S'agissant du « verrou », votre commission d'enquête estime nécessaire que l'administration fiscale cesse de considérer le juge pénal comme un concurrent ou un adversaire et que de nouvelles modalités de collaboration entre les deux institutions puissent être définies de façon concertée, au bénéfice de la lutte contre la fraude.

Comme l'indiquait Antoine Peillon, journaliste à La Croix , lors de son audition : « le verrou de Bercy choque profondément tous les experts avec lesquels je suis en relation, et avant tout les magistrats. Ils ne comprennent pas qu'il soit interdit d'enquêter, y compris lorsqu'il s'agit de flagrant délit de fraude fiscale. Ils doivent attendre que la commission des infractions fiscales donne son feu vert et soit proactive sur le sujet, à la discrétion de la très haute administration et du Gouvernement. De l'avis unanime des officiers de police judiciaire et des magistrats, ceci est une aberration ».

Avis partagé par Fabrice Arfi, journaliste à Mediapart : « le défaut d'alerte est un autre problème, y compris pour les services enquêteurs. Les défaillances sont multiples, concernant l'utilisation de l'article 40 ou la judiciarisation des découvertes de la Cour des comptes et des chambres régionales des comptes. Le verrou de Bercy existe toujours. Nous sommes la seule démocratie où l'administration fiscale a les pleins pouvoirs sur la judiciarisation ou non d'un délit. L'opportunité de poursuite ne concerne que le blanchiment de fraude fiscale.

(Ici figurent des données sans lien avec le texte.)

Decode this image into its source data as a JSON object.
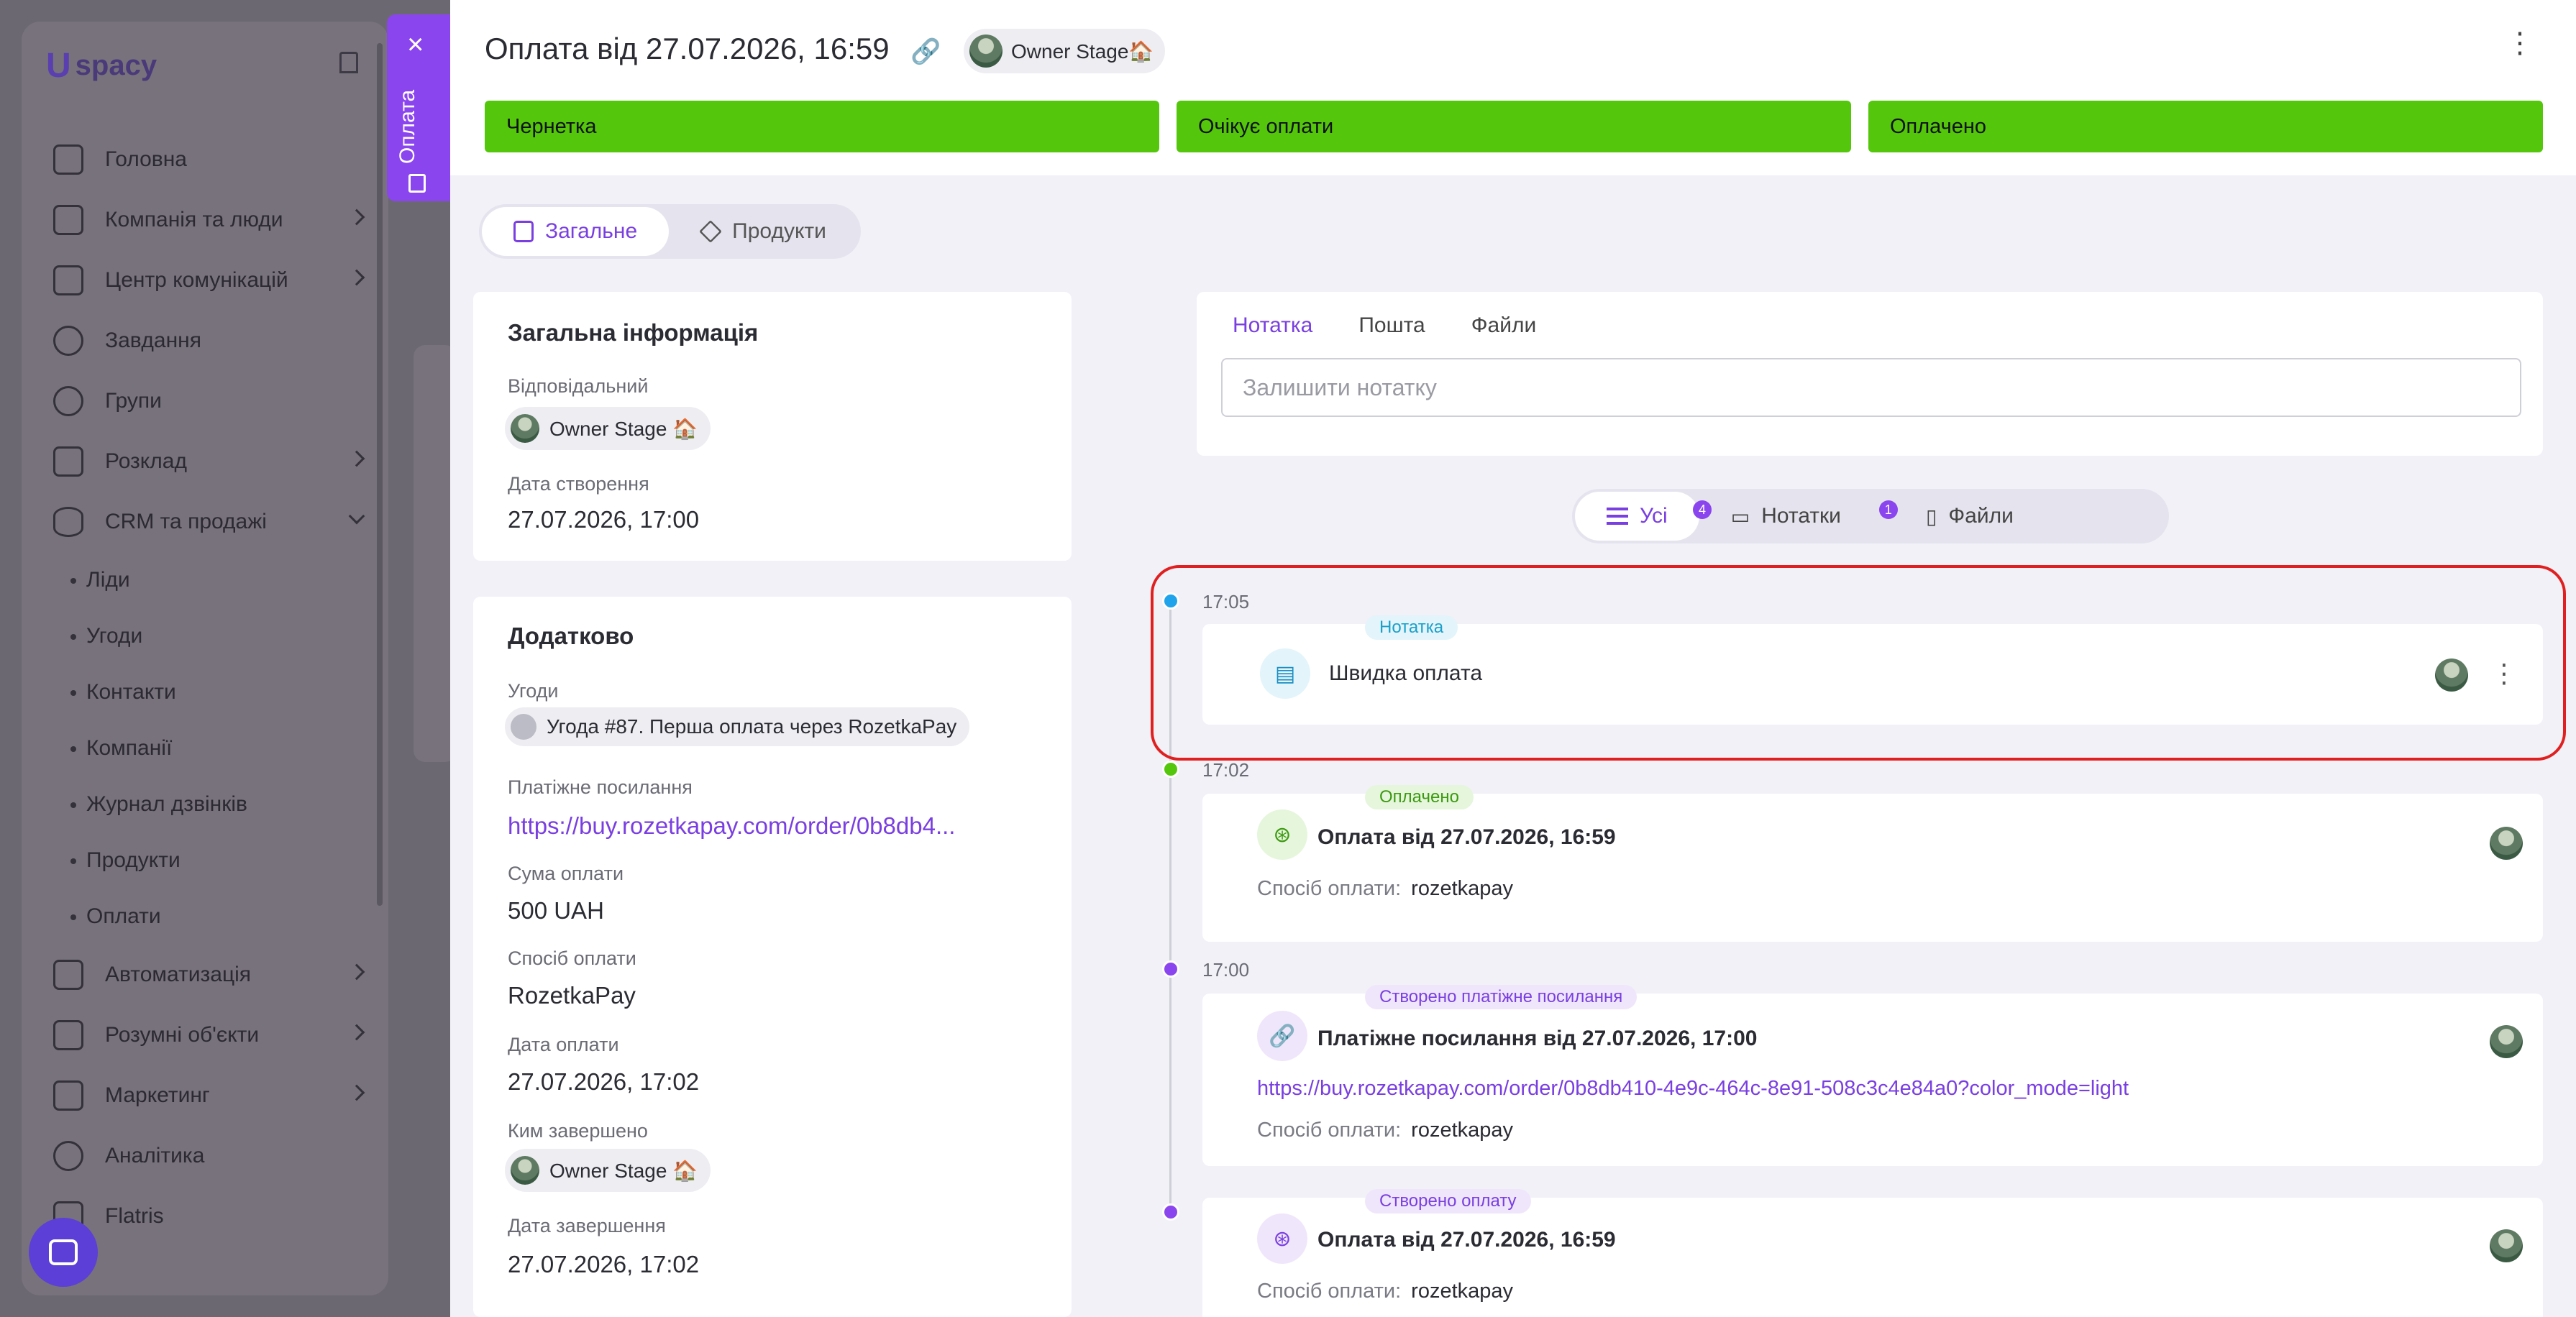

Comment, dès lors, peut-il y avoir une pédagogie politique vis-à-vis de ces affaires si l'on ne considère pas que la fraude fiscale est une attaque contre la société ? Cela ne peut pas se résumer à des questions de négociations ».

A minima , votre commission d'enquête souhaite que la solution de compromis proposée il y a quelques semaines par la commission des lois - tendant, pour l'essentiel, à autoriser l'engagement des poursuites pénales dans les conditions de droit commun s'agissant des fraudes fiscales complexes - soit à nouveau sérieusement envisagée, après concertation de l'ensemble des partenaires concernés - agents de l'administration fiscale, magistrats, services d'enquête, associations, avocats spécialisés, etc.

Proposition n° 34 : engager une réflexion, avec l'ensemble des professionnels concernés, sur un assouplissement du « verrou de Bercy » s'agissant de la poursuite et de la répression des fraudes fiscales complexes.